Weitek started in 1981, when several Intel engineers left to form their own company. Weitek developed math coprocessors for several systems, including those based on the Motorola 68000 family, the 1064, and for Intel based i286 systems, the 1067. Intel's own FPU design for the i386 fell far behind in development, and Weitek delivered the 1167 for them. Later upgrades to this design led to the 2167, 3167 and 4167. Weitek would later deliver similar FPUs for the MIPS architecture, known as the XL line. Weitek FPUs were somewhat odd, supporting single precision math only, although doing so at very fast speeds.
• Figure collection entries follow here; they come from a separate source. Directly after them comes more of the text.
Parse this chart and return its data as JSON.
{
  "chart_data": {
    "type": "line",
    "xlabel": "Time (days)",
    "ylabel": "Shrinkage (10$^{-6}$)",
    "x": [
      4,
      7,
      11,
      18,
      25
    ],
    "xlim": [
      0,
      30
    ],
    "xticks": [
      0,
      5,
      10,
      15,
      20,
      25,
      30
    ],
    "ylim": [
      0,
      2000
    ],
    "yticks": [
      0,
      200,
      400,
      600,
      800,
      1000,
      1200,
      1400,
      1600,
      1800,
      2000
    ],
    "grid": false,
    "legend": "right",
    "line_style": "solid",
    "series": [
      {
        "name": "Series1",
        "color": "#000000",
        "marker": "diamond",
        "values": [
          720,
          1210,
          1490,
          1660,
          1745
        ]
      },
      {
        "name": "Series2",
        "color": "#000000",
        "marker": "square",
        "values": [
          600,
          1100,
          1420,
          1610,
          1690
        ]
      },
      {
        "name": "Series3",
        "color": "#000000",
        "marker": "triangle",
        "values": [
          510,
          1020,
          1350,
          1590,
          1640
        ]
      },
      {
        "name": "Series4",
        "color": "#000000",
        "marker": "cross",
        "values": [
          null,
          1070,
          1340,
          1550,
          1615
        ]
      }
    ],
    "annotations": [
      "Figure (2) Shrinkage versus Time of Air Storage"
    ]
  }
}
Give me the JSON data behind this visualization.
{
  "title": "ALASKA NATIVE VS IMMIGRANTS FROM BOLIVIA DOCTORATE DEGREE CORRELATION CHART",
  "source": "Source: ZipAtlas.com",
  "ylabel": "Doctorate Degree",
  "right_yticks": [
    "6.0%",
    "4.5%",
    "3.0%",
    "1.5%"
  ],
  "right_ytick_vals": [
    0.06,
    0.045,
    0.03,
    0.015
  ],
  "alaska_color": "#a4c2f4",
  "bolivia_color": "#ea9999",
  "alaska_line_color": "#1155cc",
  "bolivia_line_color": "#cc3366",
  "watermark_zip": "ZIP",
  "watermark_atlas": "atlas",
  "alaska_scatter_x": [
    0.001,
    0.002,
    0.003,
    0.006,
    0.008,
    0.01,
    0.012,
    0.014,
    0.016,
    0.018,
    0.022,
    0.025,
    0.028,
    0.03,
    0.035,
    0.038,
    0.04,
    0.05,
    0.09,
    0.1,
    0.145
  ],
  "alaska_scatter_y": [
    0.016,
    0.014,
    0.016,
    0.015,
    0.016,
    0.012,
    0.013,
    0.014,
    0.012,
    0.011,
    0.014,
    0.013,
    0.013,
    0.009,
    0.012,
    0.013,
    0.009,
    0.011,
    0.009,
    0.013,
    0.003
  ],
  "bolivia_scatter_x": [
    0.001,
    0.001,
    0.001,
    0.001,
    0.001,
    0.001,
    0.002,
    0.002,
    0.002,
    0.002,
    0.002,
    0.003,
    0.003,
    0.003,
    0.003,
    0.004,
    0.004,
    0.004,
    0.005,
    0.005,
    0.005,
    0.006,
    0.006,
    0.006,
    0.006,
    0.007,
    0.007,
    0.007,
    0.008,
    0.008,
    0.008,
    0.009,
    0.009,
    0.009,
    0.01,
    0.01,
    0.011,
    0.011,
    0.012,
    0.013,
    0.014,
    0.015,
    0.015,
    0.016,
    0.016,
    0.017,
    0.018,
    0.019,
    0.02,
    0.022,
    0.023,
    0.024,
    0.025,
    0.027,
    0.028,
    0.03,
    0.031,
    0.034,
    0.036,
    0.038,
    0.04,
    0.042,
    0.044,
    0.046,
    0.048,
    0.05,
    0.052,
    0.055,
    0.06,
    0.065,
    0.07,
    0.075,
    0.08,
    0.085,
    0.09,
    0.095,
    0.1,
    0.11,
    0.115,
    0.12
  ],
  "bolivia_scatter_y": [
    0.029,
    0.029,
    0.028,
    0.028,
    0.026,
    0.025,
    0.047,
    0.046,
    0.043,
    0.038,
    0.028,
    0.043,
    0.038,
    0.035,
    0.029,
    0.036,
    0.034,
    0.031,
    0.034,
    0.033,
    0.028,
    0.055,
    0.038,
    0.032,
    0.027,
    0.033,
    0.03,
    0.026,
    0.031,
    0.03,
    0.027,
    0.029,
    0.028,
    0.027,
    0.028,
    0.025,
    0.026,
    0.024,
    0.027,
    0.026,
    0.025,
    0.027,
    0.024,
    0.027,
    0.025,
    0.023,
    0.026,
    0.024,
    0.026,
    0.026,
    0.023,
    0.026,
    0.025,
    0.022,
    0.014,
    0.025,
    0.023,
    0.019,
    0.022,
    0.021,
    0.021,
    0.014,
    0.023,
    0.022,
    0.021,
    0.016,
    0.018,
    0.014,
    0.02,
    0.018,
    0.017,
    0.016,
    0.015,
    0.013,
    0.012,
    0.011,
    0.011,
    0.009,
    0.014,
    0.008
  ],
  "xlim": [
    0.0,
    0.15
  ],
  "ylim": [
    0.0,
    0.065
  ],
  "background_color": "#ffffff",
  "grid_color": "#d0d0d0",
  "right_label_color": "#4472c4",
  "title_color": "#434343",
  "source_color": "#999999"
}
As orders increased for supercomputer applications, Weitek found themselves seriously disadvantaged by their fab, which was becoming rather "dated". HP approached them with a deal to use their newer fabs. This proved advantageous for both, and soon HP's fabs were open to anyone. Weitek also worked with HP on the design of their latest PA-RISC design, and sold their own version known as the RISC 8200 which was sold as an embedded design and saw some use in laser printers.
In the late 1980s Weitek saw a new opportunity, and started developing frame buffers for Sun Microsystems workstations. In the early 1990s they also introduced the SPARC POWER µP (as in "power-up", and technically referred to as WTL 8601), a pin-compatible version of the SPARC processor. The µP could be dropped into existing SPARCStation 2 workstations and at 40MHz, about 50% faster than the CPUs it replaced. The 8701 ran twice as fast internally, providing a boost of about 50-60% in overall speed, due to the bus not getting any faster. However they did not pursue this concept with later generations of SPARC processors.
Weitek turned their frame-buffer experience to the PC market in the early 90s, and introduced a series of SVGA multimedia chipsets known as the "POWER" systems. Consisting of two chips, one drawing the graphics known as the P9000 and another handling the output, the VideoPower 5x86, the POWER series was used in a number of 3rd party designs based on the VESA Local Bus standard. The P9001 moved to PCI and became fairly popular in 1994, known as the Viper in designs from Diamond and Orchid. The final generation, the P9100, combined the P9001 and 5286 into a single chip. Weitek adaptors were fairly successful in the early days of the 486 market, but fell from use as less expensive systems were introduced by a host of new players in the mid-90s.
Weitek attempted to re-enter at the low-end of the market with their W464 (486) and W564 (P5) systems which used the host machines RAM as the frame buffer to lower costs. These were one of the reasons the company was purchased by Rockwell shortly after they shipped.